Regrettant la dégradation de la relation avec Moscou ces dernières années, Barack Obama a fait de ce dossier l'une de ses priorités. La posture adoptée par Bush, mais également par Clinton dans les années 1990, avait été perçue comme une humiliation par les Russes et l'arrivée de Poutine au Kremlin indiquait un sursaut d'orgueil national et la volonté de retrouver un rang de grande puissance brutalement perdu. Le nouveau président américain s'est montré sensible à cette question et s'est aussi activé pour avancer sur le traité START et infléchir la position américaine sur les dossiers considérés comme très sensibles par Moscou (extension de l'OTAN, projet de bouclier antimissiles).

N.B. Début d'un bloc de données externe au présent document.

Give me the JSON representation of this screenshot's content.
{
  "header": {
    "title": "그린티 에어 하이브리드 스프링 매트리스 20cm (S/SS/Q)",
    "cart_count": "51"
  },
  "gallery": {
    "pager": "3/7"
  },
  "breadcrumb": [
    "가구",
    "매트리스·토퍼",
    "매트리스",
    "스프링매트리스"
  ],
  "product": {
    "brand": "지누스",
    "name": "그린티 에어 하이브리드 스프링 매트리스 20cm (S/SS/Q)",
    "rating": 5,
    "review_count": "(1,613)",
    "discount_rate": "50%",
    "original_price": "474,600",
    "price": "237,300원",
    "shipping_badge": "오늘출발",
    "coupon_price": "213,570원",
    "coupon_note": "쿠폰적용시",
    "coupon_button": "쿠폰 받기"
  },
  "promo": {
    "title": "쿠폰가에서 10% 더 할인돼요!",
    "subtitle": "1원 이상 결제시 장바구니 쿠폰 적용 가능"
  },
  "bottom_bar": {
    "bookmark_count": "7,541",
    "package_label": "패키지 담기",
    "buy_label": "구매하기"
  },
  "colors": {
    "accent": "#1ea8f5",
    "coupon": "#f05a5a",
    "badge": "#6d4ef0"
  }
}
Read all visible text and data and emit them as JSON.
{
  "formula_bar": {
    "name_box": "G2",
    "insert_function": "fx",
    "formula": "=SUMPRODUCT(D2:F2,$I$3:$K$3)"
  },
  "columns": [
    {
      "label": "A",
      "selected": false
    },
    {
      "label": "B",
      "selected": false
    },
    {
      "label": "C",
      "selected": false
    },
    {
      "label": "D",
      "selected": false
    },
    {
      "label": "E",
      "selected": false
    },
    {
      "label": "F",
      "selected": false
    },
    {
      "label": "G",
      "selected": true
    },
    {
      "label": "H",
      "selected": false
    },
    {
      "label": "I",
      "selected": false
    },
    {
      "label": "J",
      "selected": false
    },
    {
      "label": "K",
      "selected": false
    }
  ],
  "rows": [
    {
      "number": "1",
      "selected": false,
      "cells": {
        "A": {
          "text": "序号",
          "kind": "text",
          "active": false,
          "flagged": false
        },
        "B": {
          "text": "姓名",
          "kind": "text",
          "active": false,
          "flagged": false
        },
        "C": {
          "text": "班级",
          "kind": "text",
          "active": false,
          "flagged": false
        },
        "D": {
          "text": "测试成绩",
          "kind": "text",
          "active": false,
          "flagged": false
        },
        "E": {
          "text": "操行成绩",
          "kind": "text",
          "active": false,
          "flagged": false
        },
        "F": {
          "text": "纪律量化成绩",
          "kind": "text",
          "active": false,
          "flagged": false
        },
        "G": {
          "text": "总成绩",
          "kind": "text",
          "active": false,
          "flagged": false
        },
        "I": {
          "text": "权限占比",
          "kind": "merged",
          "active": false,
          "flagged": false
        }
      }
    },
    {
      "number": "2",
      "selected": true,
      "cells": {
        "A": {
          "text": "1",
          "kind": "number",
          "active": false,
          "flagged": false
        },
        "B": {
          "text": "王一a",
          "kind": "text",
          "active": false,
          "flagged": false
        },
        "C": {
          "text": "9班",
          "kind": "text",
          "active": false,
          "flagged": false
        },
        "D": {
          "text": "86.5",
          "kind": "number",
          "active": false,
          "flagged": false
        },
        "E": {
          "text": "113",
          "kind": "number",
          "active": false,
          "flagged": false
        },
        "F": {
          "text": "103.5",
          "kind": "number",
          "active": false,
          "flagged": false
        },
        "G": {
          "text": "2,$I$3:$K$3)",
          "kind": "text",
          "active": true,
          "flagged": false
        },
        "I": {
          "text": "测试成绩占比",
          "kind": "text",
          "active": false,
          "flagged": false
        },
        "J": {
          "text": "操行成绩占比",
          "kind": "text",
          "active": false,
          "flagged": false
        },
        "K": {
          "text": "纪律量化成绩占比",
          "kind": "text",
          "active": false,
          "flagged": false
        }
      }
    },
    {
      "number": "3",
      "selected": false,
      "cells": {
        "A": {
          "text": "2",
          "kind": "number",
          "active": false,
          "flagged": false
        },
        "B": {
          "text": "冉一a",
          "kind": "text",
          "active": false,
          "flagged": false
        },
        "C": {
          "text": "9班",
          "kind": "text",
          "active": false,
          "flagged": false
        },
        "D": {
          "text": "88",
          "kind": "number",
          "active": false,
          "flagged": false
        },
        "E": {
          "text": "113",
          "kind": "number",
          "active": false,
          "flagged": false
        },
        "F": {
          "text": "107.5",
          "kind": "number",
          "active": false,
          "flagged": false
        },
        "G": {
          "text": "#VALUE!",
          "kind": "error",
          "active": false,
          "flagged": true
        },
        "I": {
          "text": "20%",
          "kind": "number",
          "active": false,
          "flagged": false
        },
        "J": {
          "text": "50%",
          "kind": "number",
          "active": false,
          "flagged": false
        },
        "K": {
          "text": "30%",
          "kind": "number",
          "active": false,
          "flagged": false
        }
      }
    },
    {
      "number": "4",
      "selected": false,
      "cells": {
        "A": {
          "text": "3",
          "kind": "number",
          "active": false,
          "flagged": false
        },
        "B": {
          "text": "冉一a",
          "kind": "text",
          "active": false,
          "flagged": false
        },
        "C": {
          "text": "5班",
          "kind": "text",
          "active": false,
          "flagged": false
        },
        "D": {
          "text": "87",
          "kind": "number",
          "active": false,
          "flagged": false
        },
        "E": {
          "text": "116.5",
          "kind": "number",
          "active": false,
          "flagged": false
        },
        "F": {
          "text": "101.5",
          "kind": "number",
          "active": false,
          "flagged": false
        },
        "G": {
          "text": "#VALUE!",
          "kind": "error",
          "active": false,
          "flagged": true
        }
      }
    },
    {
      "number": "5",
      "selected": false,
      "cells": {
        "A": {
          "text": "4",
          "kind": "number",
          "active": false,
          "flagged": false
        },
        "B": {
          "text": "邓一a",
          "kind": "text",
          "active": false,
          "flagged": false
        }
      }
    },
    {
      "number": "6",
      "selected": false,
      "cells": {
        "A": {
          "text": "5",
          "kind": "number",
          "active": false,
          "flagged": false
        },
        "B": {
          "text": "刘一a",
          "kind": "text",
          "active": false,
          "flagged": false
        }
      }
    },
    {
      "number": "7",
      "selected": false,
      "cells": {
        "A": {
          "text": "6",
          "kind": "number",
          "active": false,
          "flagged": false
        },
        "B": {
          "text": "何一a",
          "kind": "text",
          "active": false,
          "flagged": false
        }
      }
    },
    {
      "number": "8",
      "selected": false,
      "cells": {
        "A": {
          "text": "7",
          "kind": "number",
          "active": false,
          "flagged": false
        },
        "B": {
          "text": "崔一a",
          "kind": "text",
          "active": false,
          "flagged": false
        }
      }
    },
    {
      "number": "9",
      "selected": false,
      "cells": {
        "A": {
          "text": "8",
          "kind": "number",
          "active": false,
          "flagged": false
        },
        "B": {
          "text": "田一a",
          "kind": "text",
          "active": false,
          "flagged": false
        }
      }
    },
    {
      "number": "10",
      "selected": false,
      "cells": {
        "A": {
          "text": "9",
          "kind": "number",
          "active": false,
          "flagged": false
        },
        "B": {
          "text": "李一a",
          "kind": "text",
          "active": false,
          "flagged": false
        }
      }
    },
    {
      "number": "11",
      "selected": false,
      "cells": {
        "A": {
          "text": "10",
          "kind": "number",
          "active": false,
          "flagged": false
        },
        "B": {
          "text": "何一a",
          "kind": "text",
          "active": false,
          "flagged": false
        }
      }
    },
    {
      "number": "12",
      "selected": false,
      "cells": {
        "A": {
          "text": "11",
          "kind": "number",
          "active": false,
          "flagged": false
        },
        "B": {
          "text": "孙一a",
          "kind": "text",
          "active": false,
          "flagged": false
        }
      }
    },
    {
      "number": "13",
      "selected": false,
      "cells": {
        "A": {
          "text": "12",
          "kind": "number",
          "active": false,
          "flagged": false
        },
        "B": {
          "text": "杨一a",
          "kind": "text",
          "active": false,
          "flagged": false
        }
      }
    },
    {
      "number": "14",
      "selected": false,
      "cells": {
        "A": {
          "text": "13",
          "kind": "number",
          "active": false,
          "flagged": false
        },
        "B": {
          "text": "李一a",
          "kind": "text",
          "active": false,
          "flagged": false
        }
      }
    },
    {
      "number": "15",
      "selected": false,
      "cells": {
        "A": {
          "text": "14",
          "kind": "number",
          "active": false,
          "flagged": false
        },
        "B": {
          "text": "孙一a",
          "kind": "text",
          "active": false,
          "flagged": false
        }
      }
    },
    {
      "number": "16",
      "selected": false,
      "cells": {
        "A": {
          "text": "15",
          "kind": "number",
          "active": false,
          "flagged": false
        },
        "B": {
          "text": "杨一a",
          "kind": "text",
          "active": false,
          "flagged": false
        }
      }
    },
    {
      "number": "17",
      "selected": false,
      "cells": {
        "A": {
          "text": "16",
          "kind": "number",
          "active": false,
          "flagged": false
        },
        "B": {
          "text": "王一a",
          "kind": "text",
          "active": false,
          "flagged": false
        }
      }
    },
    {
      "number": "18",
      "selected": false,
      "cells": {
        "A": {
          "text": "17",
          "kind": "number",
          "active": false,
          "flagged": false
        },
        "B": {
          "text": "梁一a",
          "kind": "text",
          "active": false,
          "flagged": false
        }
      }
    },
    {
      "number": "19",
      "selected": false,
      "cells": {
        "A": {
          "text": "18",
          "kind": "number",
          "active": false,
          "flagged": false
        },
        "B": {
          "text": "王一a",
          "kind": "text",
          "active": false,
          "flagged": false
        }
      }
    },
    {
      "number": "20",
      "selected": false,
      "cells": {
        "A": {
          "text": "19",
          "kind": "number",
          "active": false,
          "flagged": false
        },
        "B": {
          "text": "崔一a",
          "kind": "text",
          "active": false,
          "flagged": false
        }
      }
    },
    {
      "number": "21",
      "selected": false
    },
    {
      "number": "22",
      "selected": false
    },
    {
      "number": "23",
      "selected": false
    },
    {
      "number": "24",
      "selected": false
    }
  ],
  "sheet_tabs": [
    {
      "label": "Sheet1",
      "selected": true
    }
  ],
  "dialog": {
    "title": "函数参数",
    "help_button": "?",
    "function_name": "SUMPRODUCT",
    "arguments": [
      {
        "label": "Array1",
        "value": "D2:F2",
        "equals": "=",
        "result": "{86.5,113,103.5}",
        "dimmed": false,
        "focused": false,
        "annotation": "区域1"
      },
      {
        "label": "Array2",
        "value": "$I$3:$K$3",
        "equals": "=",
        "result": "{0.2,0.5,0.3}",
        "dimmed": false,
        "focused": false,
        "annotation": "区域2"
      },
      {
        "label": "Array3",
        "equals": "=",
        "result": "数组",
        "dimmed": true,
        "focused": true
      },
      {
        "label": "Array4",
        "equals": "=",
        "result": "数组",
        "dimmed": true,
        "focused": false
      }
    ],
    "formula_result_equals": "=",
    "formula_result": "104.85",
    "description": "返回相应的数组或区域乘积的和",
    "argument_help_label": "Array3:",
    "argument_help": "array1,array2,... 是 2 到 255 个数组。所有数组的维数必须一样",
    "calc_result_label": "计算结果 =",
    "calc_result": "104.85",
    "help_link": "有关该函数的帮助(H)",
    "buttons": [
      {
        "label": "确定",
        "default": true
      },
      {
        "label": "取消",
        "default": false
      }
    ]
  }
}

En échange, Obama pouvait compter sur le soutien russe dans la montée en puissance des sanctions contre le régime iranien. Pour l'auteur, ce réchauffement américano-russe peut être considéré comme le succès majeur de la politique étrangère de l'Administration Obama.
On peut être plus circonspect devant la ligne défendue sur la question du désarmement nucléaire. Dans son fameux discours de Prague d'avril 2009, Obama avait marqué sa volonté de procéder à un désarmement nucléaire progressif et cela afin de limiter les effets de la prolifération. Un objectif très difficile à atteindre, butant sur des contraintes fortes – politiques, stratégiques, économiques et technologiques – que l'auteur expose.
 
En finir avec "l'idéologie du 11 septembre"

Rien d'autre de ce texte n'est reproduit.